2. Dynamic repartitioning — fix the root cause before splitting
Before splitting into 20 outputs, it’s worth asking: is the OOM happening because of the data volume itself, or because of a wide shuffle during joins/aggregations (or wide-operations in general)? In many cases the issue isn’t the row count but a skewed or un-partitioned shuffle that concentrates data on a few executors.
Things to try in a code repo:
Repartition your data before heavy transformations using df.repartition(N, "partition_key") to distribute the load evenly across executors. Pick a key with good cardinality.
Right-size your Spark profile — increase executor memory and number of executors rather than splitting the logical dataset. You can configure this per-transform in a code repo via the @configure decorator.
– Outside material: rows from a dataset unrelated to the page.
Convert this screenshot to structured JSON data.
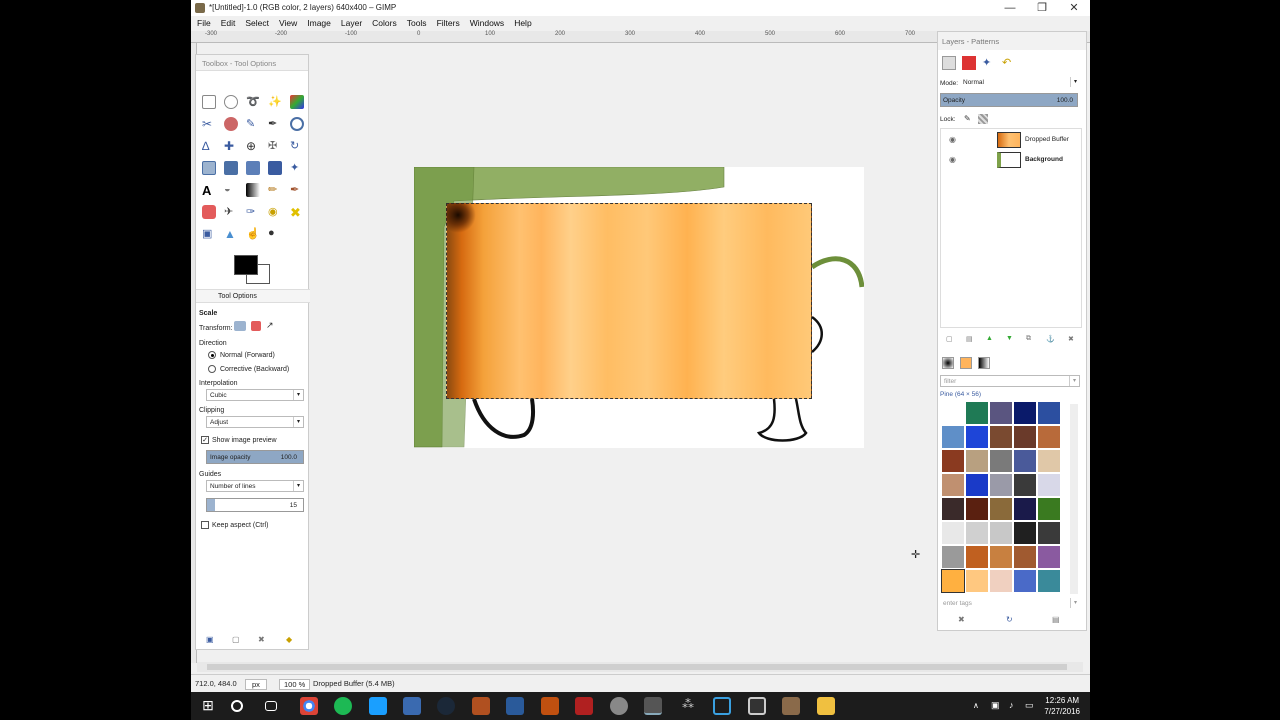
{
  "window": {
    "title": "*[Untitled]-1.0 (RGB color, 2 layers) 640x400 – GIMP",
    "minimize": "—",
    "restore": "❐",
    "close": "✕"
  },
  "menu": [
    "File",
    "Edit",
    "Select",
    "View",
    "Image",
    "Layer",
    "Colors",
    "Tools",
    "Filters",
    "Windows",
    "Help"
  ],
  "ruler_top": [
    "-300",
    "-200",
    "-100",
    "0",
    "100",
    "200",
    "300",
    "400",
    "500",
    "600",
    "700"
  ],
  "toolbox": {
    "header": "Toolbox - Tool Options",
    "tool_options_tab": "Tool Options",
    "tool_name": "Scale",
    "transform_label": "Transform:",
    "direction_label": "Direction",
    "direction_normal": "Normal (Forward)",
    "direction_corrective": "Corrective (Backward)",
    "interpolation_label": "Interpolation",
    "interpolation_value": "Cubic",
    "clipping_label": "Clipping",
    "clipping_value": "Adjust",
    "show_preview": "Show image preview",
    "image_opacity_label": "Image opacity",
    "image_opacity_value": "100.0",
    "guides_label": "Guides",
    "guides_value": "Number of lines",
    "lines_value": "15",
    "keep_aspect": "Keep aspect  (Ctrl)"
  },
  "dock": {
    "header": "Layers - Patterns",
    "mode_label": "Mode:",
    "mode_value": "Normal",
    "opacity_label": "Opacity",
    "opacity_value": "100.0",
    "lock_label": "Lock:",
    "layers": [
      {
        "name": "Dropped Buffer"
      },
      {
        "name": "Background"
      }
    ],
    "filter_placeholder": "filter",
    "pattern_name": "Pine (64 × 56)",
    "tags_placeholder": "enter tags"
  },
  "status": {
    "coords": "712.0, 484.0",
    "unit": "px",
    "zoom": "100 %",
    "message": "Dropped Buffer (5.4 MB)"
  },
  "taskbar": {
    "time": "12:26 AM",
    "date": "7/27/2016"
  },
  "colors": {
    "accent": "#8ea7c4",
    "buffer_orange": "#ffbd63",
    "taskbar": "#1c1c1c"
  }
}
Use incremental transforms if your data is append-heavy (and that that you dont have to process past transaction to compute the latest dataset view). Processing only new rows per build drastically reduces the volume per execution. Docs: https://www.palantir.com/docs/foundry/transforms-python/incremental-reference/
About cost, I guess this could possibly be even better than generators in the case there is a partitioning trick that lets you compute all of your data in a single transform.
I hope this helps,
Nico from Sibyl
Hey! How large is your dataset and what are you roughly trying to do with it? Depending on size + what transforms you’re trying, you could also try a larger compute profile (if no LLMs) before splitting up the datasets into multiple parts and union-ing them later.
To answer your original question, if you want to do this in Pipeline Builder I would generally advise to do your first idea of generating 20 datasets within one single pipeline builder over 20 separate pipeline builder files, especially if you are sharing logic across these 20 separate paths, expect these outputs to all build at the same time, and expect all outputs to be snapshot. Also, have you tried this on faster pipeline types or just batch?
Hey!
I had a similar problem with a disgusting JSON workflow. Not sure if this is what you mean.
Background
The JSON would be incredibly nested and we were extracting our data into multiple tables from individual JSON files. I noticed that the individual pipelines would go back and run against the same dataset directly. They all had a common feed from the single JSON
solution
I agree with the others: repartioning strategies, coalescing, filtering, etc. It’s all pyspark so these strategies should be implemented. For me, I took advantage of the caching mechanism to have them all share the common entry point. This sped up the rest of the downstream processing.
Hope that helps if you have a similar problem where it might be one input data and many outputs.